A draft proposal was submitted to the Scientific Advisory Committee (SAC) in July 2003. In October 2003, following comments by members of the SAC, the Writing Group sent out a questionnaire to a number of universities in Africa containing a survey on salaries, staffing, postgraduate and postdoctoral programs, research, availability of computers, among other items. The views expressed by members of the SAC and the respondents to the two questionnaires were taken into account while drafting the final proposal which was submitted to the SIG in December 2003. The SIG subsequently approached a number of potential funders.
In June 2004, a meeting, partly supported by the Mellon Foundation , was held in Nairobi, Kenya, and brought together representatives from AMMSI, the African Institute for Mathematical Sciences (AIMS) and other institutions and organizations interested in the development and promotion of mathematics in Africa.

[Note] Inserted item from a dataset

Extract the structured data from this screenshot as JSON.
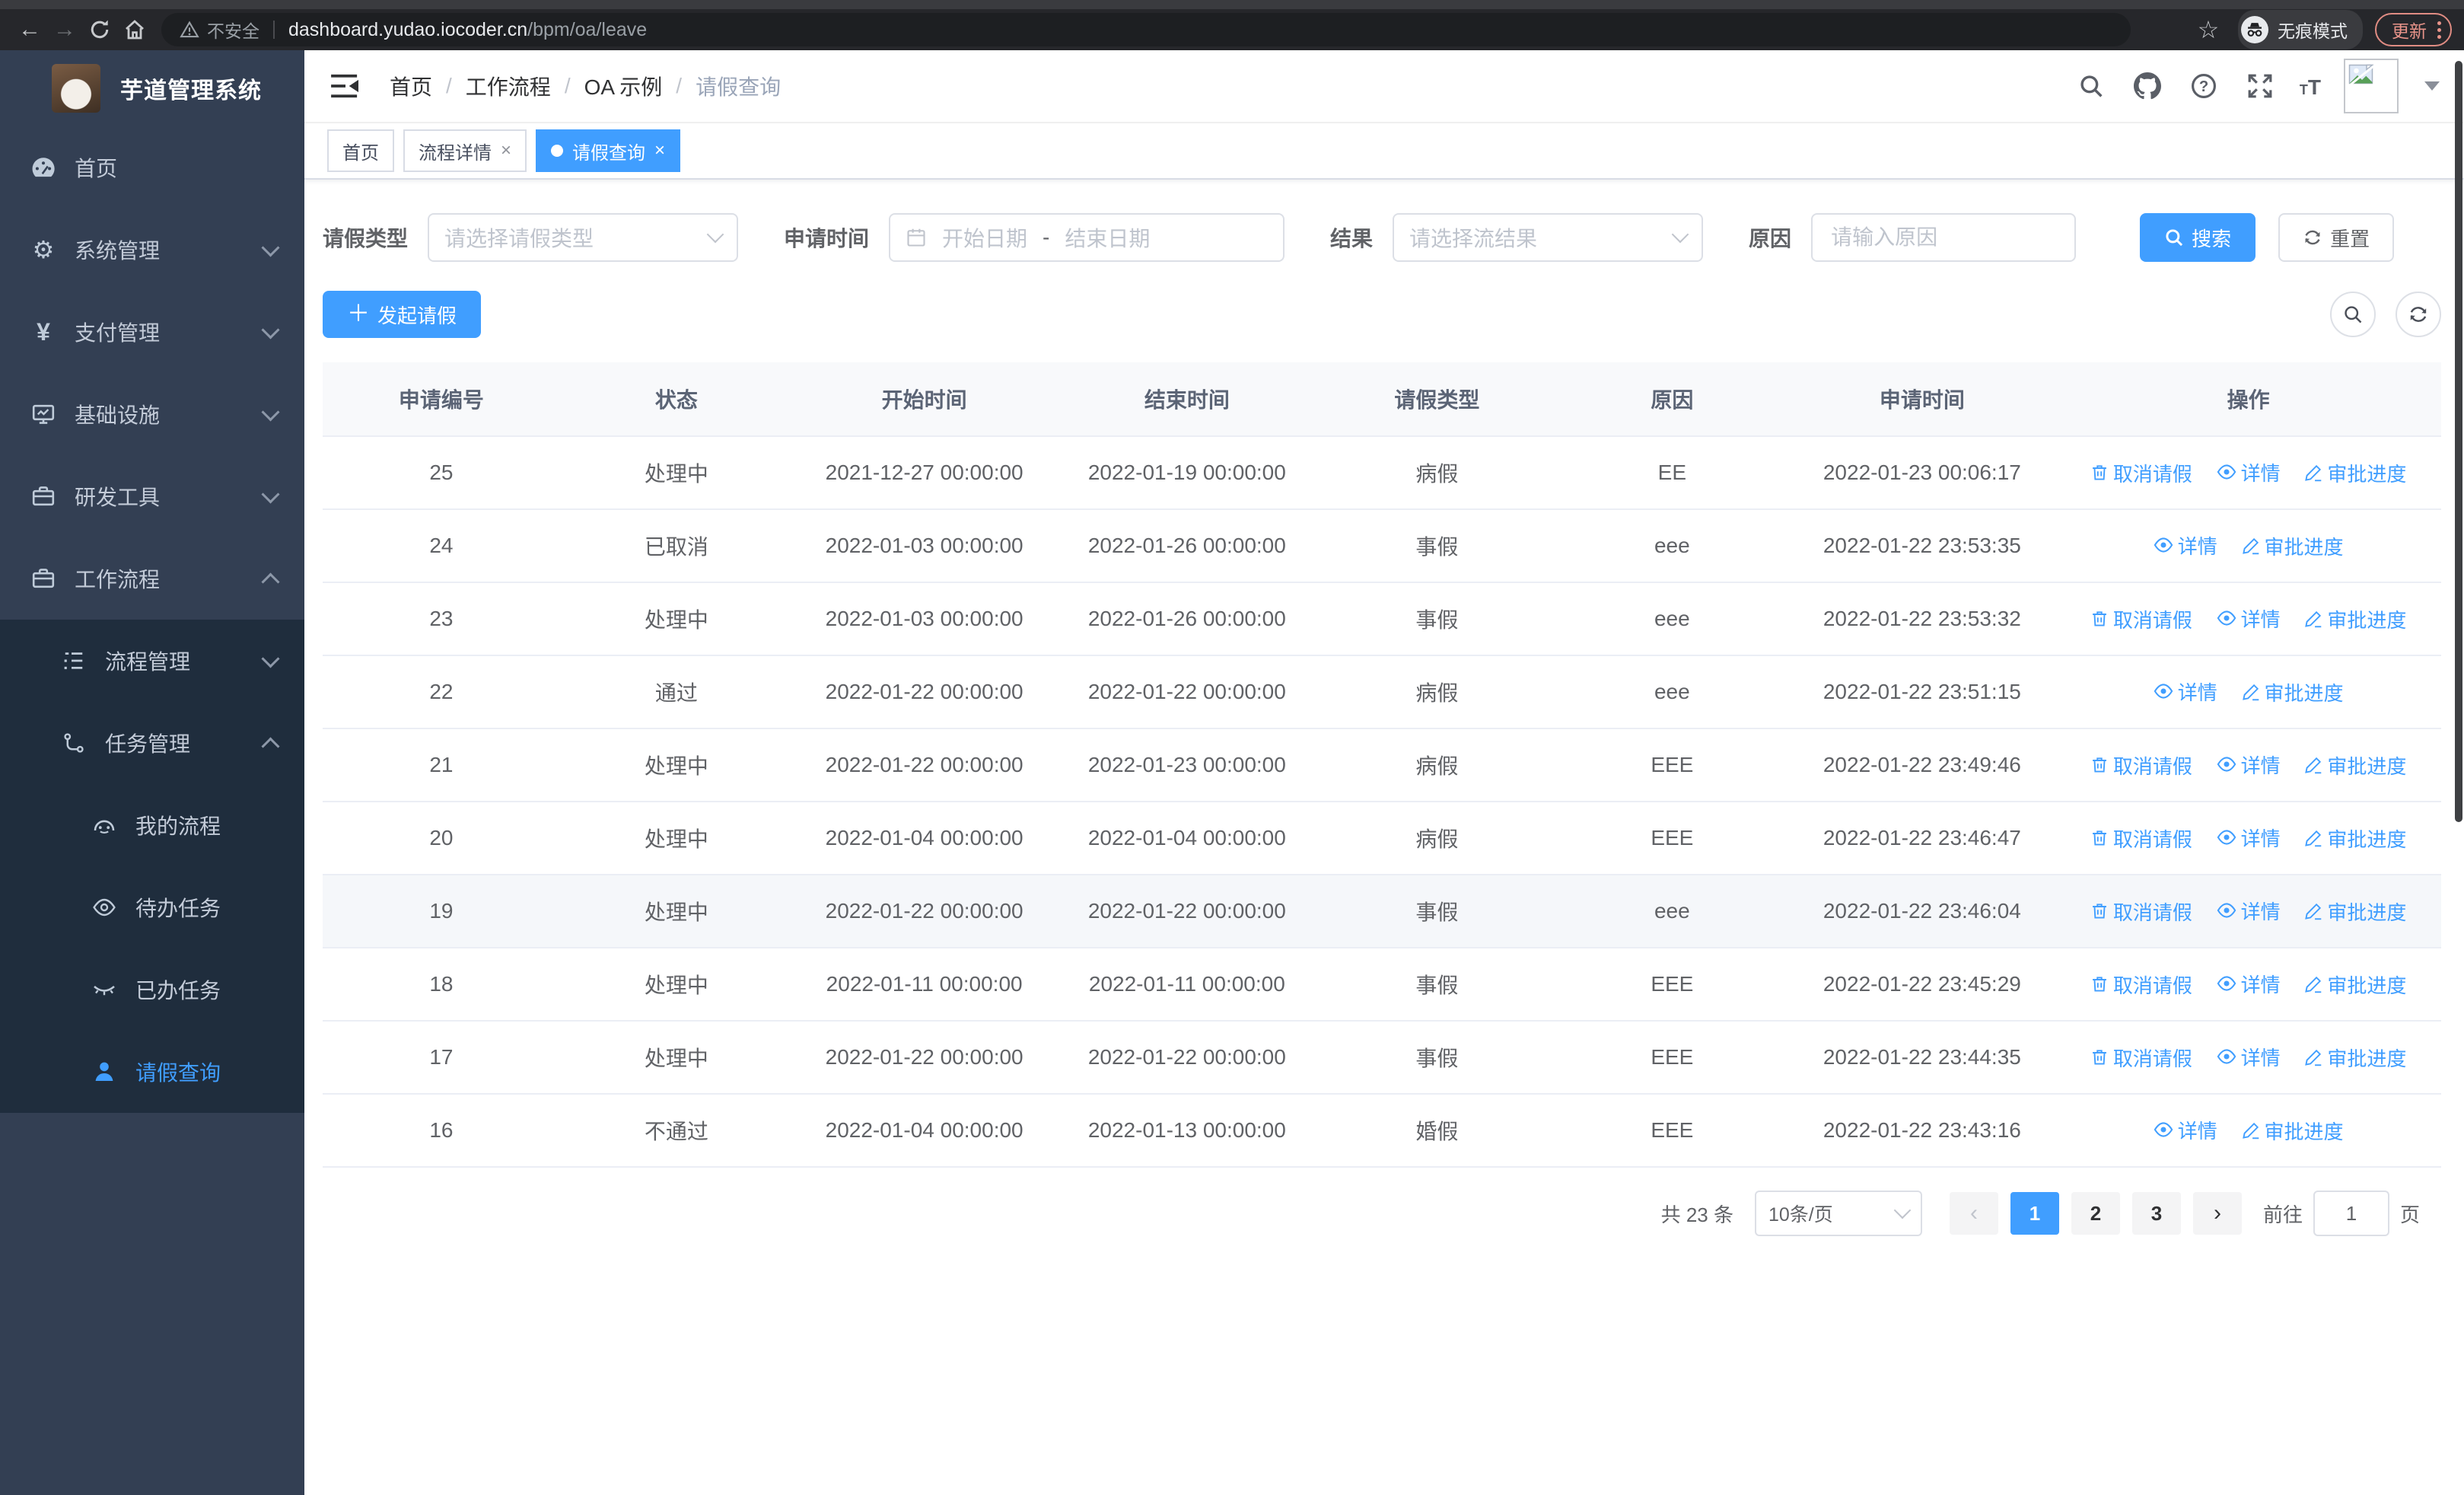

In October 2004, the Mellon Foundation and the International Mathematics Union (IMU) provided some seed money to enable initial activities be undertaken during 2005 and 2006 involving research and visiting scientist fellowships, postgraduate scholarships and support for two conferences. The same month a Programmes Committee to plan and implement these activities was constituted. Consequently, AMMSI started its operations in January 2005.
Training & Education
Research is essential for discovery of knowledge and the application of the findings for the benefit of society. It is rare for faculty members in Africa to have sufficient funds, or time from teaching and administrative duties, to perform their own research.
One of the highest priorities of the AMMSI is to provide the opportunity to do so and, where appropriate, to support demonstrations of the application of mathematical work to societal needs.
Linkages & Networks
In Africa, the practice and teaching of mathematics are gravely hampered by the relative isolation of mathematicians from one another. This isolation is largely a function of the small population of mathematicians and the large distances between them.
The AMMSI intends to support linkages, networks, and movement of mathematicians that can foster more collaborative activities and, to some extent, combat the relative isolation of mathematicians.